Tengo en mente un proyecto y necesito grabar audio en algún tipo de memoria de gran capacidad (creo que la mejor es en SD) y que después lo pueda reproducir en una PC. Ésto último es lo importante, se debe grabar en algún "formato" que después se pueda reproducir en la PC (wav, mp3, o el que sea...)

Bueno, este es el problema. Apelo a todos sus conocimientos para resolverlo y me ayuden   

Saludos a todos los Foristas, que hacen de éste un gran foro de discución.

Quique


----------



## fer45 (Feb 14, 2009)

si la pregunta va de formatos de audio para pc, y cual es de mayor calidad

son  los que no tienen perdidas alguna, APE/FLAC (tamaño aprox. la mitad del WAV) o el puro WAV

Saludos!


----------



## sonemati (Ago 31, 2009)

que es lo que queres? grabar desde un microcontrolador (PIC) grabar desde un microfono? grabar desde una entrada? explica mejor tu proyecto asi te podemos ayudar


----------



## teogomez (Ene 6, 2010)

Que tal!, yo también tengo el mismo problema y necesito ayuda con un proyecto similar.
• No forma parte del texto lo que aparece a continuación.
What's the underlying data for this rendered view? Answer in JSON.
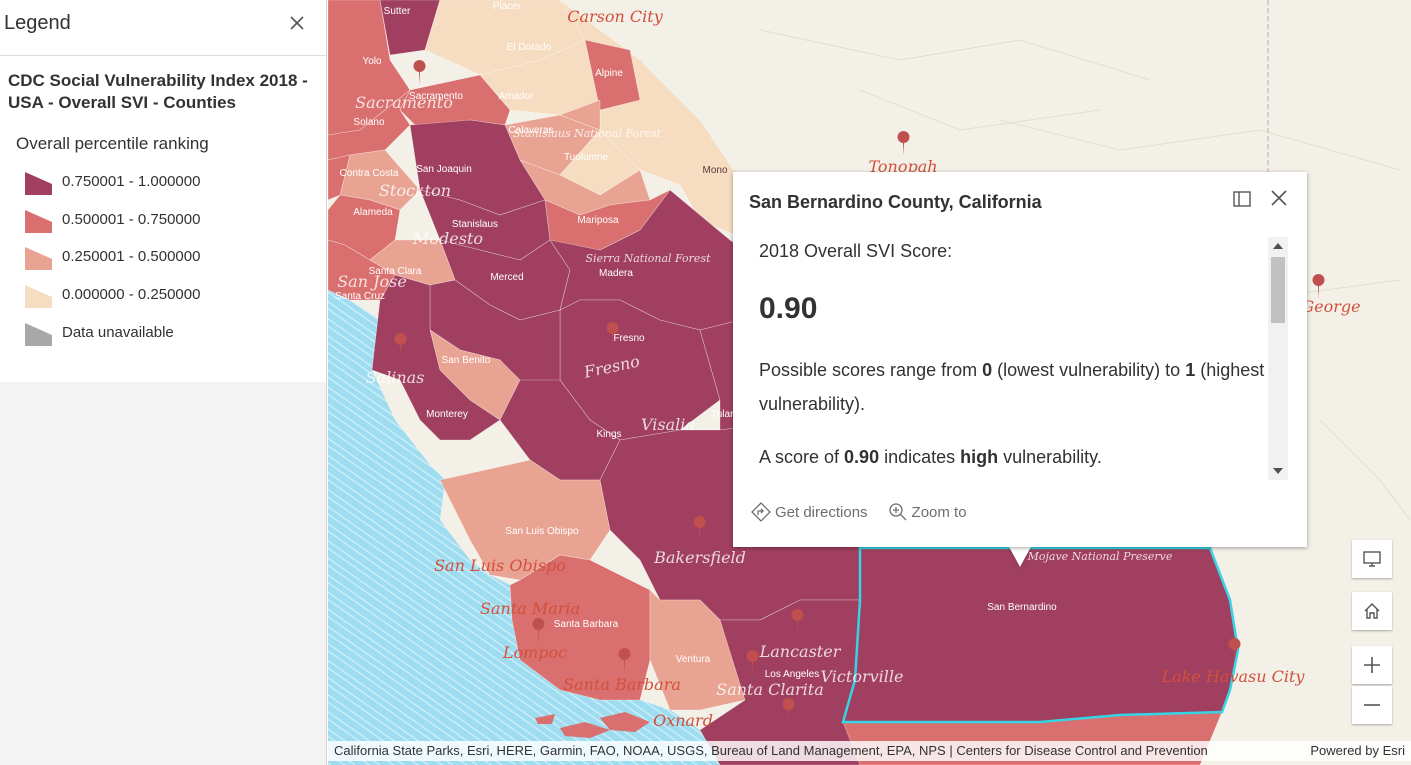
{
  "legend": {
    "title": "Legend",
    "layer_title": "CDC Social Vulnerability Index 2018 - USA - Overall SVI - Counties",
    "field_title": "Overall percentile ranking",
    "items": [
      {
        "label": "0.750001 - 1.000000",
        "color": "#a03f5f"
      },
      {
        "label": "0.500001 - 0.750000",
        "color": "#d96f6e"
      },
      {
        "label": "0.250001 - 0.500000",
        "color": "#e9a393"
      },
      {
        "label": "0.000000 - 0.250000",
        "color": "#f6dcc0"
      },
      {
        "label": "Data unavailable",
        "color": "#a8a8a8"
      }
    ]
  },
  "popup": {
    "title": "San Bernardino County, California",
    "score_label": "2018 Overall SVI Score:",
    "score_value": "0.90",
    "range_prefix": "Possible scores range from ",
    "range_low": "0",
    "range_mid": " (lowest vulnerability) to ",
    "range_high": "1",
    "range_suffix": " (highest vulnerability).",
    "indicates_prefix": "A score of ",
    "indicates_score": "0.90",
    "indicates_mid": " indicates ",
    "indicates_level": "high",
    "indicates_suffix": " vulnerability.",
    "actions": {
      "directions": "Get directions",
      "zoom": "Zoom to"
    }
  },
  "map": {
    "county_labels": [
      "Sutter",
      "Placer",
      "Yolo",
      "El Dorado",
      "Alpine",
      "Sacramento",
      "Amador",
      "Solano",
      "Calaveras",
      "San Joaquin",
      "Tuolumne",
      "Contra Costa",
      "Mono",
      "Alameda",
      "Stanislaus",
      "Mariposa",
      "Santa Clara",
      "Merced",
      "Madera",
      "Santa Cruz",
      "Fresno",
      "San Benito",
      "Monterey",
      "Tulare",
      "Kings",
      "San Luis Obispo",
      "Santa Barbara",
      "Ventura",
      "Los Angeles",
      "San Bernardino"
    ],
    "city_labels": [
      "Carson City",
      "Sacramento",
      "Stockton",
      "Modesto",
      "San Jose",
      "Salinas",
      "Fresno",
      "Visalia",
      "Tonopah",
      "George",
      "Bakersfield",
      "San Luis Obispo",
      "Santa Maria",
      "Lompoc",
      "Santa Barbara",
      "Oxnard",
      "Lancaster",
      "Santa Clarita",
      "Victorville",
      "Lake Havasu City",
      "Mojave National Preserve",
      "Sierra National Forest",
      "Stanislaus National Forest"
    ],
    "attribution": "California State Parks, Esri, HERE, Garmin, FAO, NOAA, USGS, Bureau of Land Management, EPA, NPS | Centers for Disease Control and Prevention",
    "powered_by": "Powered by Esri"
  },
  "colors": {
    "very_high": "#a03f5f",
    "high": "#d96f6e",
    "medium": "#e9a393",
    "low": "#f6dcc0",
    "highlight": "#35d4e6",
    "ocean": "#9edcf0"
  },
  "icons": [
    "close-icon",
    "dock-icon",
    "directions-icon",
    "zoom-icon",
    "monitor-icon",
    "home-icon",
    "plus-icon",
    "minus-icon"
  ]
}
Necesito grabar audio proveniente de un micrófono, dentro de una guitarra, y guardarlo en una memoria SD o alguna otra para posteriormente reproducirlo en una bocina o pasarlo a la computadora. lo siguiente sería mostrar el tiempo de grabación y algunos otros menus en un LCD, pero lo que más me interesa de momento es ¿Qué dispositivo es mejor para llevar a cabo la grabación?, que microcontrolador, que micrófono, o algún integrado que lleve a cabo esta tarea, mi idea es una grabación de buena calidad, quizá no de estudio, pero si algo decente, mejor que una grabación común de celular.

Gracias y esperamos su ayuda! Feliz año


----------